Didier Guillaume, ministre de l’Agriculture, est-il un bouffon? Je sais qu’il faut faire attention à l’usage des mots et comme celui-là est tout chargé de sens divers, je crois que je vais sagement vous demander de répondre. Qu’est-ce qu’un bouffon? L’affaire remonte à loin. Le Momos de la Grèce antique – Mỗmos signifie raillerie – était un dieu prétendument mineur, lié familialement, inextricablement à Thanatos, la mort et à Hypnos, le Grand sommeil. Dormir, mourir, la piste paraît intéressante.
Le mot lui-même nous vient de l’italien buffone, tiré d’une onomatopée qui indique le gonflement des joues. Monsieur Didier Guillaume, toutes joues dilatées. Bien plus tard, le grand Erasme consacra des pages puissantes au bouffon, devenu inséparable de la plupart des cours européennes. Avec des notations qui n’ont pas vieilli, comme celle-ci : «C’est un fait, les rois détestent la vérité». Et cette autre: «Les bouffons, eux, procurent ce que les princes recherchent partout et à tout prix : l’amusement, le sourire, l’éclat de rire, le plaisir». Se pourrait-il?

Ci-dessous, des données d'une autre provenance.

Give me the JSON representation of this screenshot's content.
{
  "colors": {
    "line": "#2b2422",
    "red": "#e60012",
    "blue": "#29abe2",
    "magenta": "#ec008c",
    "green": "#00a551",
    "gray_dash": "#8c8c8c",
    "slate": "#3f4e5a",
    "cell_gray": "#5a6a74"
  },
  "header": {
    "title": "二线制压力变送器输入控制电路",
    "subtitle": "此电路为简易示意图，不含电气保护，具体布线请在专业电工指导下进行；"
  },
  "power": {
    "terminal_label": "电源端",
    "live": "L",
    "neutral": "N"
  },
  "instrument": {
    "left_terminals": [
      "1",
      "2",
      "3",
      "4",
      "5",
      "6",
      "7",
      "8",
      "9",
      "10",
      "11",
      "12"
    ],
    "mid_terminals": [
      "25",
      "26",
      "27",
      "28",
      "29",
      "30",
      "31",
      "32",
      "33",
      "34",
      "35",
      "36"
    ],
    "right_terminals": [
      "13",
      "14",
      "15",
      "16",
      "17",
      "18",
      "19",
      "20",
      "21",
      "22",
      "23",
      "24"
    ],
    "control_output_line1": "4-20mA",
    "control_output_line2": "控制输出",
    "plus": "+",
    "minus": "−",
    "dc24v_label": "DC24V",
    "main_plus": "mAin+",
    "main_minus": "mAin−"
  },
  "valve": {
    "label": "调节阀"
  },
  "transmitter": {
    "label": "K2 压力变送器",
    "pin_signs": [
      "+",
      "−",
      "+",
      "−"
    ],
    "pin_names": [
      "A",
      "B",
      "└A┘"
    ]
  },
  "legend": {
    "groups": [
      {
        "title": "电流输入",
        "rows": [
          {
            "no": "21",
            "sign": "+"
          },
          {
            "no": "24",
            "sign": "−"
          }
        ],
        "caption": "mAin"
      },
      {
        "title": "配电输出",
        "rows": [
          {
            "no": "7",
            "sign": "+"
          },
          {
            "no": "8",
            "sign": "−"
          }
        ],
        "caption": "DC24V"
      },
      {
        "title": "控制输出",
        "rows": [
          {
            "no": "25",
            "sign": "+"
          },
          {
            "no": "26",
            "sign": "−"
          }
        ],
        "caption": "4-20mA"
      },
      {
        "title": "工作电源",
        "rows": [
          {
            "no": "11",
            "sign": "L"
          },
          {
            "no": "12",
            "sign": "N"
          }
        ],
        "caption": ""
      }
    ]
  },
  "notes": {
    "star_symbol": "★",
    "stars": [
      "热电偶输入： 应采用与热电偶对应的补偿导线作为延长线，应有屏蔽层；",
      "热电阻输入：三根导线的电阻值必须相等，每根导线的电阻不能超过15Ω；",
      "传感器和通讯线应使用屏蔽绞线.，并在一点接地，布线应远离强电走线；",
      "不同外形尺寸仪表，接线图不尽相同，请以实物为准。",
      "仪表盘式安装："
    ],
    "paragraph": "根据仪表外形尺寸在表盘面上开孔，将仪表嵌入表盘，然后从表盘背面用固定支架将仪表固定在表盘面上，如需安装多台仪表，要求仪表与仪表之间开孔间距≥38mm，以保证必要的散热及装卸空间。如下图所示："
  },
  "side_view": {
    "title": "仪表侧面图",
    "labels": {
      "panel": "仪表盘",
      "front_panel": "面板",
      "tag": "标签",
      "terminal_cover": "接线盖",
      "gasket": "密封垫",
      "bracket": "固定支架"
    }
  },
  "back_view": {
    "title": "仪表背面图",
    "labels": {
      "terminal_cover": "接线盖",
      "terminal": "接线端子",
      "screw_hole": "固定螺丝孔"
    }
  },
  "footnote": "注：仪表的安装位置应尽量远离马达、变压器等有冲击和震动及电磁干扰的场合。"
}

Monsieur Guillaume, de passage au Salon de l’Agriculture le 25 février 2019, a apposé sa signature ministérielle sur le «préambule» d’un «contrat de solutions» imaginé par la FNSEA, le grand «syndicat» de l’agriculture industrielle. Le texte, assez lourdaud, affirme nécessaire «la sortie [du glyphosate] pour une majorité d’usages pour lesquels il existe des alternatives accessibles et viables d’ici fin 2020». Dans le détail de 100 pages que je suis allé regarder, on trouve également cet engagement rigoureusement sic: «Réduire fortement les herbicides et se passer à moyen terme de glyphosate dans une majorité de situation sans perte de revenu».
Il me semble moi que chaque mot compte. Réduire. Moyen terme. Majorité de situations. Sans perte de revenu.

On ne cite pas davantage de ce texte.